Brian McBarron wrote:
I want to call out one point here. In our proposal, the server is in full control of the upload URI and the presence/absence of an ETag. This has several advantages:

1) The server can decide whether it is most convenient (from an implementation point of view) to identify operations via a unique URI and/or an ETag. 2) Regardless of the two potential mechanisms which can be used, a server only needs to use one. The server never has to "implement all of them". 3) The client or intermediary will always have a URI to deal with, regardless of whether it is unique or not. Indeed, the client doesn't have enough information to know if a URI is unique. 4) Thus, the only added complexity to the system of supporting either/both methods, is that a client or intermediary must correctly forward an ETag when it _optionally_ appears.

OK, so a server can just choose one approach, and for the client it doesn't matter.

So the only overhead is in the specification, which, I think, is still sub-optimal. I'd really prefer a single way to do that if that doesn't conflict with another goal.

To me, the overhead of (4) is very minor considering the power and flexibility of (1).

Correctly using ETags is something we really should require from parties using this protocol (so I wouldn't even consider that an "overhead").

On another note, I think it's very much worth designing a protocol that is compatible with our original intent, which I summarize below. While this isn't feasible while intermediaries are not 1.1 compliant, we can hope that will change eventually, enabling this extension to really shine, IMO.

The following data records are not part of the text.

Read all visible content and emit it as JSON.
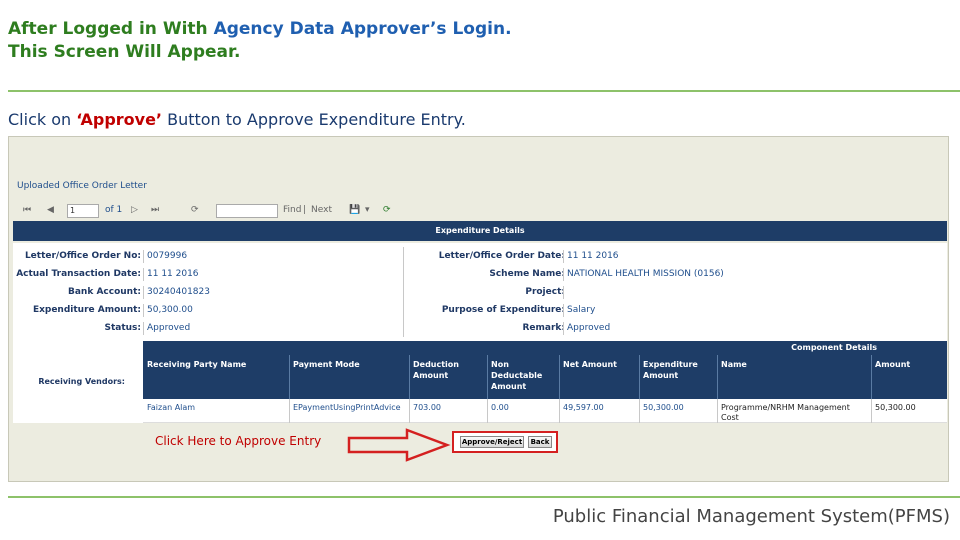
{
  "slide": {
    "title_line1_pre": "After Logged in With ",
    "title_line1_accent": "Agency Data Approver’s Login.",
    "title_line2": "This Screen Will Appear.",
    "instruction_pre": "Click on ",
    "instruction_red": "‘Approve’",
    "instruction_post": " Button to Approve Expenditure Entry.",
    "footer": "Public Financial Management System(PFMS)"
  },
  "screenshot": {
    "uploaded_label": "Uploaded Office Order Letter",
    "toolbar": {
      "first": "⏮",
      "prev": "◀",
      "page": "1",
      "of_label": "of 1",
      "next": "▷",
      "last": "⏭",
      "refresh_icon": "⟳",
      "find": "Find",
      "separator": "|",
      "next_label": "Next",
      "export_icon": "💾",
      "export_arrow": "▾"
    },
    "expenditure_header": "Expenditure Details",
    "left_fields": [
      {
        "label": "Letter/Office Order No:",
        "value": "0079996"
      },
      {
        "label": "Actual Transaction Date:",
        "value": "11 11 2016"
      },
      {
        "label": "Bank Account:",
        "value": "30240401823"
      },
      {
        "label": "Expenditure Amount:",
        "value": "50,300.00"
      },
      {
        "label": "Status:",
        "value": "Approved"
      }
    ],
    "right_fields": [
      {
        "label": "Letter/Office Order Date:",
        "value": "11 11 2016"
      },
      {
        "label": "Scheme Name:",
        "value": "NATIONAL HEALTH MISSION (0156)"
      },
      {
        "label": "Project:",
        "value": ""
      },
      {
        "label": "Purpose of Expenditure:",
        "value": "Salary"
      },
      {
        "label": "Remark:",
        "value": "Approved"
      }
    ],
    "receiving_vendors_label": "Receiving Vendors:",
    "component_details_header": "Component Details",
    "columns": [
      "Receiving Party Name",
      "Payment Mode",
      "Deduction Amount",
      "Non Deductable Amount",
      "Net Amount",
      "Expenditure Amount",
      "Name",
      "Amount"
    ],
    "row": [
      "Faizan Alam",
      "EPaymentUsingPrintAdvice",
      "703.00",
      "0.00",
      "49,597.00",
      "50,300.00",
      "Programme/NRHM Management Cost",
      "50,300.00"
    ],
    "click_note": "Click Here to Approve Entry",
    "approve_button": "Approve/Reject",
    "back_button": "Back"
  }
}
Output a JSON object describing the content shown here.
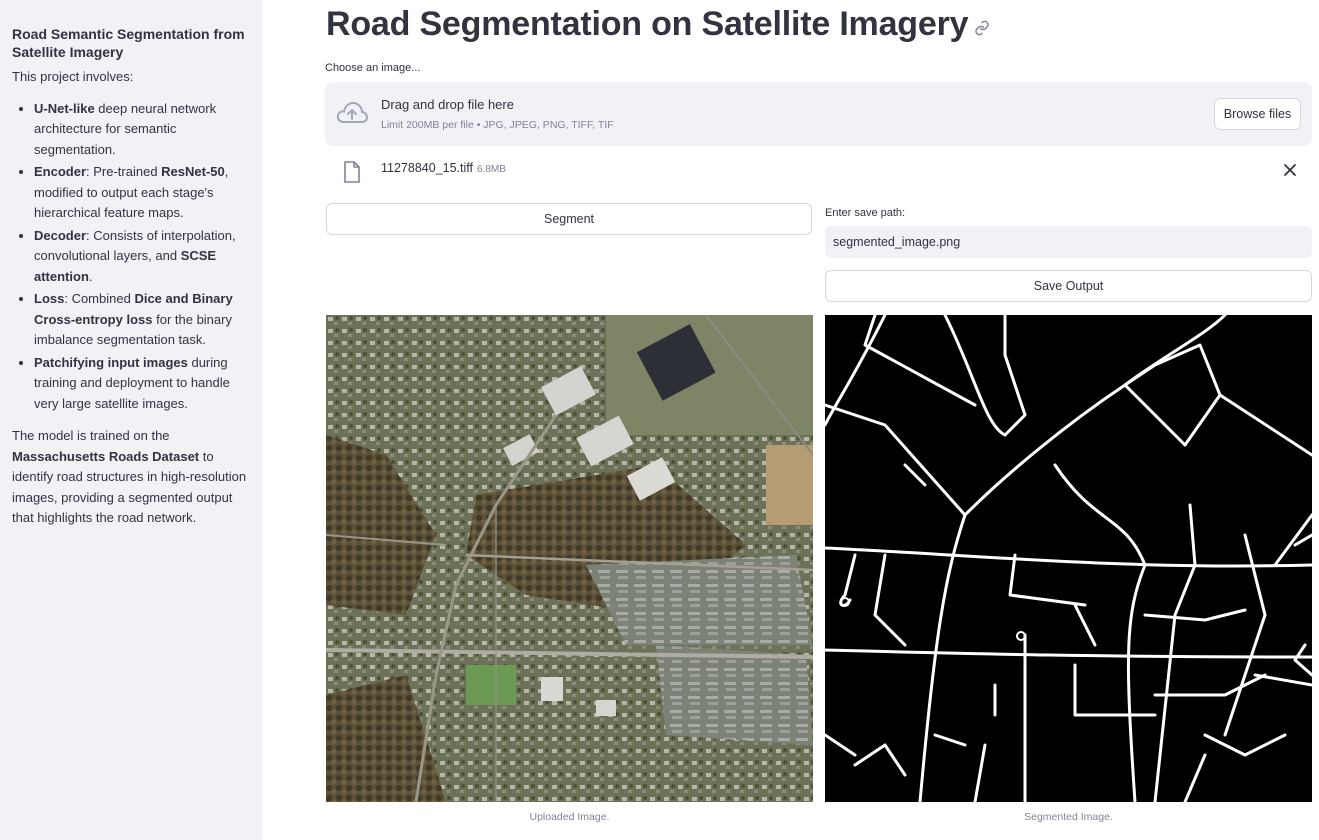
{
  "sidebar": {
    "title": "Road Semantic Segmentation from Satellite Imagery",
    "intro": "This project involves:",
    "bullets": [
      {
        "b1": "U-Net-like",
        "t1": " deep neural network architecture for semantic segmentation."
      },
      {
        "b1": "Encoder",
        "t1": ": Pre-trained ",
        "b2": "ResNet-50",
        "t2": ", modified to output each stage's hierarchical feature maps."
      },
      {
        "b1": "Decoder",
        "t1": ": Consists of interpolation, convolutional layers, and ",
        "b2": "SCSE attention",
        "t2": "."
      },
      {
        "b1": "Loss",
        "t1": ": Combined ",
        "b2": "Dice and Binary Cross-entropy loss",
        "t2": " for the binary imbalance segmentation task."
      },
      {
        "b1": "Patchifying input images",
        "t1": " during training and deployment to handle very large satellite images."
      }
    ],
    "outro_pre": "The model is trained on the ",
    "outro_bold": "Massachusetts Roads Dataset",
    "outro_post": " to identify road structures in high-resolution images, providing a segmented output that highlights the road network."
  },
  "main": {
    "title": "Road Segmentation on Satellite Imagery",
    "uploader_label": "Choose an image...",
    "drop_title": "Drag and drop file here",
    "drop_limit": "Limit 200MB per file • JPG, JPEG, PNG, TIFF, TIF",
    "browse_label": "Browse files",
    "file_name": "11278840_15.tiff",
    "file_size": "6.8MB",
    "segment_label": "Segment",
    "save_path_label": "Enter save path:",
    "save_path_value": "segmented_image.png",
    "save_output_label": "Save Output",
    "caption_uploaded": "Uploaded Image.",
    "caption_segmented": "Segmented Image."
  },
  "colors": {
    "sidebar_bg": "#f0f2f6",
    "text": "#31333f",
    "muted": "#808495",
    "mask_bg": "#000000",
    "mask_road": "#ffffff"
  },
  "icons": [
    "link-icon",
    "cloud-upload-icon",
    "file-icon",
    "close-icon"
  ]
}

Assume that a client is conducting requests as normal, with no regard for whether the server supports this extension. At some point, it makes any non-idempotent request to the server, and based on the characteristics of the request, the server realizes the operation has a probability of failure due to network disconnect. This could be due to a particularly long running upload, a lossy network connection, or a back-end delay in processing the request (such as a credit card transaction). Dynamically, the server decides to enable resumability for the request, by pushing down a 103 intermediate response. If the client is compliant, it will either ignore the 103 if it doesn't support resumability, or it will properly enable support for continuing the request in case of network failure. In the case of an upload, it means we can continue where we left off. In the case of a long-running credit-card transaction, it means we can safely poll for the final response code, without the risk of double billing the user. The benefit is that no additional planning had to be done between the client and server ahead of time, so there is no overhead in regular traffic.

Good summary.

It seems to me that if we can rely on HTTP/1.1 throughout, this is relatively easy to achieve. My recommendation is to define the simplest possible extension based on HTTP/1.1 (optimal number of optional stuff: zero :-), and only then consider extensions/workarounds to get it work with HTTP/1.0. -- Speaking of which, for HTTP/1.0 is there anything besides the missing 1xx status codes?